France

Guerre en Ukraine : En multipliant les déplacements, Volodymyr Zelensky « mène tout de front », de l’Otan à la CPI

Les ailes de son avion sous le tapis du vent, Volodymyr Zelensky voyage, voyage. Après un triptyque Londres-Paris-Bruxelles en février, le président ukrainien s’est rendu en Finlande hier avant de décoller direction La Haye. Un autre déplacement, à Berlin la semaine prochaine, serait planifié. Bien loin d’une année 2022 lors de laquelle l’ancien acteur avait attendu dix mois de guerre avant de se rendre à Washington sous bonne garde.

Le timing de son déplacement, alors que les troupes ukrainiennes attendent le feu vert pour lancer une contre-offensive, ne manque pas d’interroger. Pourquoi Volodymyr Zelensky se met-il à multiplier les visites chez ses alliés ? Quel est son agenda diplomatique ? Faut-il y voir l’entrée dans une nouvelle phase du conflit, avec un président ukrainien moins chef de guerre au quotidien ? Alexandra Goujon*, maîtresse de conférences en science politique à l’Université de Bourgogne, a répondu aux questions de 20 Minutes.

Pourquoi Volodymyr Zelensky se met-il à voyager chez ses alliés ?

Avant d’aller à Washington, Volodymyr Zelensky avait passé plus de dix mois sans sortir du territoire ukrainien. Et si, depuis, ses déplacements sont « assez importants » pour un président en guerre, selon Alexandra Goujon, l’année 2022 a en fait plutôt marqué une parenthèse dans son exercice de la diplomatie. « Il s’était beaucoup déplacé en 2021 », souligne la spécialiste de l’Ukraine, « il savait à quel point l’aide internationale est importante » alors que les tensions se renforçaient avec la Russie. A l’époque, le président ukrainien était bien connu, et ses déplacements passaient inaperçus dans la presse internationale.

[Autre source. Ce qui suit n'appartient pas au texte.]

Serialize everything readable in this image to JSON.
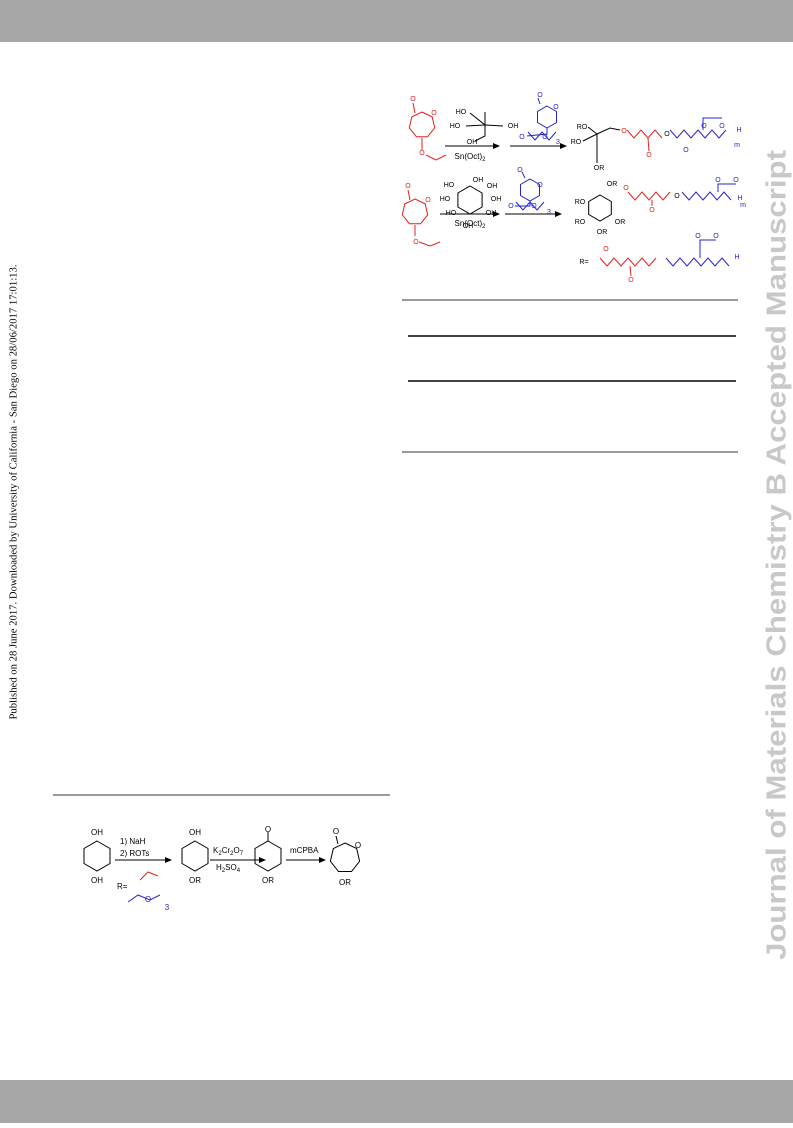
{
  "side_note": "Published on 28 June 2017. Downloaded by University of California - San Diego on 28/06/2017 17:01:13.",
  "watermark": "Journal of Materials Chemistry B Accepted Manuscript",
  "scheme_top": {
    "labels": [
      "O",
      "O",
      "O",
      "HO",
      "HO",
      "OH",
      "OH",
      "O",
      "O",
      "O",
      "O",
      "3",
      "RO",
      "RO",
      "OR",
      "O",
      "O",
      "O",
      "O",
      "O",
      "O",
      "H",
      "m",
      "O",
      "O",
      "O",
      "OH",
      "HO",
      "OH",
      "HO",
      "OH",
      "HO",
      "OH",
      "OH",
      "O",
      "O",
      "O",
      "O",
      "3",
      "OR",
      "RO",
      "OR",
      "RO",
      "OR",
      "O",
      "O",
      "O",
      "O",
      "O",
      "H",
      "m",
      "R=",
      "O",
      "O",
      "O",
      "O",
      "H"
    ],
    "reagent_1": [
      "Sn(Oct)",
      "2"
    ],
    "reagent_2": [
      "Sn(Oct)",
      "2"
    ]
  },
  "scheme_bottom": {
    "labels": [
      "OH",
      "OH",
      "1) NaH",
      "2) ROTs",
      "R=",
      "O",
      "3",
      "OH",
      "OR",
      "O",
      "OR",
      "mCPBA",
      "O",
      "O",
      "OR"
    ],
    "oxidant": [
      [
        "K",
        "2"
      ],
      [
        "Cr",
        "2"
      ],
      [
        "O",
        "7"
      ]
    ],
    "acid": [
      [
        "H",
        "2"
      ],
      [
        "SO",
        "4"
      ]
    ]
  }
}
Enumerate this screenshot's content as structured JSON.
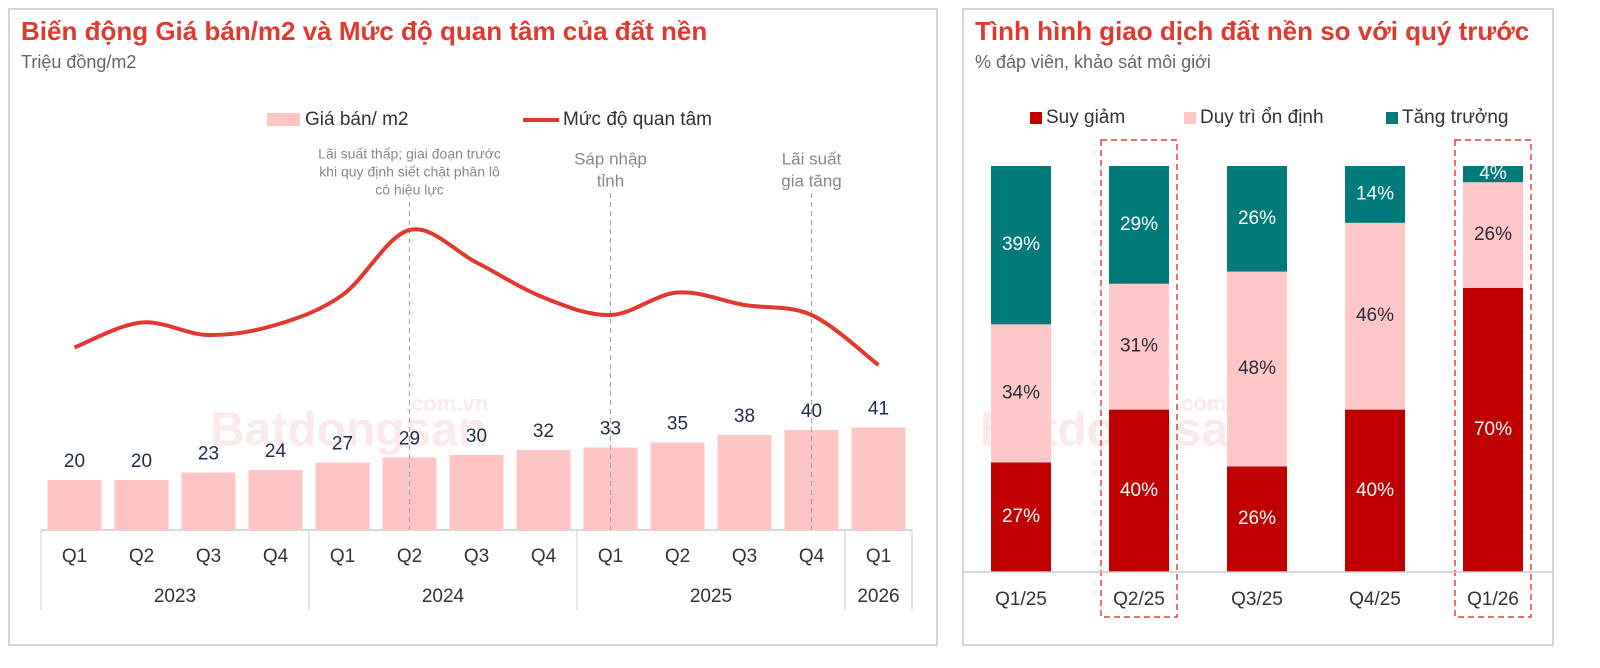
{
  "chart_data": [
    {
      "type": "bar_line",
      "title": "Biến động Giá bán/m2 và Mức độ quan tâm của đất nền",
      "subtitle": "Triệu đồng/m2",
      "categories": [
        "Q1",
        "Q2",
        "Q3",
        "Q4",
        "Q1",
        "Q2",
        "Q3",
        "Q4",
        "Q1",
        "Q2",
        "Q3",
        "Q4",
        "Q1"
      ],
      "years": [
        "2023",
        "2023",
        "2023",
        "2023",
        "2024",
        "2024",
        "2024",
        "2024",
        "2025",
        "2025",
        "2025",
        "2025",
        "2026"
      ],
      "series": [
        {
          "name": "Giá bán/ m2",
          "type": "bar",
          "color": "#ffc4c4",
          "values": [
            20,
            20,
            23,
            24,
            27,
            29,
            30,
            32,
            33,
            35,
            38,
            40,
            41
          ]
        },
        {
          "name": "Mức độ quan tâm",
          "type": "line",
          "color": "#e03a2e",
          "axis": "y2",
          "values": [
            73,
            83,
            78,
            82,
            94,
            120,
            107,
            93,
            86,
            95,
            90,
            86,
            66
          ]
        }
      ],
      "ylim": [
        0,
        156
      ],
      "y2lim": [
        0,
        156
      ],
      "annotations": [
        {
          "lines": [
            "Lãi suất thấp; giai đoạn trước",
            "khi quy định siết chặt phân lô",
            "có hiệu lực"
          ],
          "x": 5
        },
        {
          "lines": [
            "Sáp nhập",
            "tỉnh"
          ],
          "x": 8
        },
        {
          "lines": [
            "Lãi suất",
            "gia tăng"
          ],
          "x": 11
        }
      ],
      "watermark": [
        "Batdongsan",
        ".com.vn"
      ]
    },
    {
      "type": "stacked_bar",
      "title": "Tình hình giao dịch đất nền so với quý trước",
      "subtitle": "% đáp viên, khảo sát môi giới",
      "categories": [
        "Q1/25",
        "Q2/25",
        "Q3/25",
        "Q4/25",
        "Q1/26"
      ],
      "series": [
        {
          "name": "Suy giảm",
          "color": "#c00000",
          "label_color": "#ffffff",
          "values": [
            27,
            40,
            26,
            40,
            70
          ],
          "value_labels": [
            "27%",
            "40%",
            "26%",
            "40%",
            "70%"
          ]
        },
        {
          "name": "Duy trì ổn định",
          "color": "#ffc7c7",
          "label_color": "#2b2b3b",
          "values": [
            34,
            31,
            48,
            46,
            26
          ],
          "value_labels": [
            "34%",
            "31%",
            "48%",
            "46%",
            "26%"
          ]
        },
        {
          "name": "Tăng trưởng",
          "color": "#007a7a",
          "label_color": "#ffffff",
          "values": [
            39,
            29,
            26,
            14,
            4
          ],
          "value_labels": [
            "39%",
            "29%",
            "26%",
            "14%",
            "4%"
          ]
        }
      ],
      "ylim": [
        0,
        100
      ],
      "highlight": [
        "Q2/25",
        "Q1/26"
      ],
      "watermark": [
        "Batdongsan",
        ".com.vn"
      ]
    }
  ]
}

Mais l’ancien acteur a « toujours eu une diplomatie active », « tous azimuts ». Ces déplacements chez ses alliés correspondent même « à ce qu’il faisait lors de ses interventions à distance », estime la chercheuse, quand Zelensky multipliait les visioconférences. Avec le même objectif, en montant d’un cran grâce à la présence physique : « éviter une lassitude des alliés, l’installation d’une « fatigue ukrainienne » » et « entretenir la coalition pro-ukrainienne ». Les mots d’ordre restent d’ailleurs les mêmes : « remercier et continuer à demander de l’aide », indique Alexandra Goujon, tout en incluant « une forme de diversification dans ses déplacements ».

Faut-il y voir l’entrée dans une nouvelle phase du conflit ?

Le voyage de Volodymyr Zelensky à Londres, Paris et Bruxelles date de près de trois mois. Depuis, la ligne de front n’a quasiment pas bougé et l’état-major ukrainien n’a eu qu’un mot à la bouche : la contre-offensive.  « Il y a un mois, il y avait un mètre de neige à Bakhmout », rappelle Alexandra Goujon. Il fallait aussi composer avec le dégel, synonyme de boue. C’est désormais une question de jours. Le déplacement de Volodymyr Zelensky n’est donc « pas forcément significatif des phases du conflit », estime-t-elle. Le moment n’est pas plus sûr et tranquille qu’avant, au vu des attaques de drones régulières. D’ailleurs, comme pour son déplacement à Paris, la visite actuelle est une surprise « uniquement pour des raisons de sécurité ».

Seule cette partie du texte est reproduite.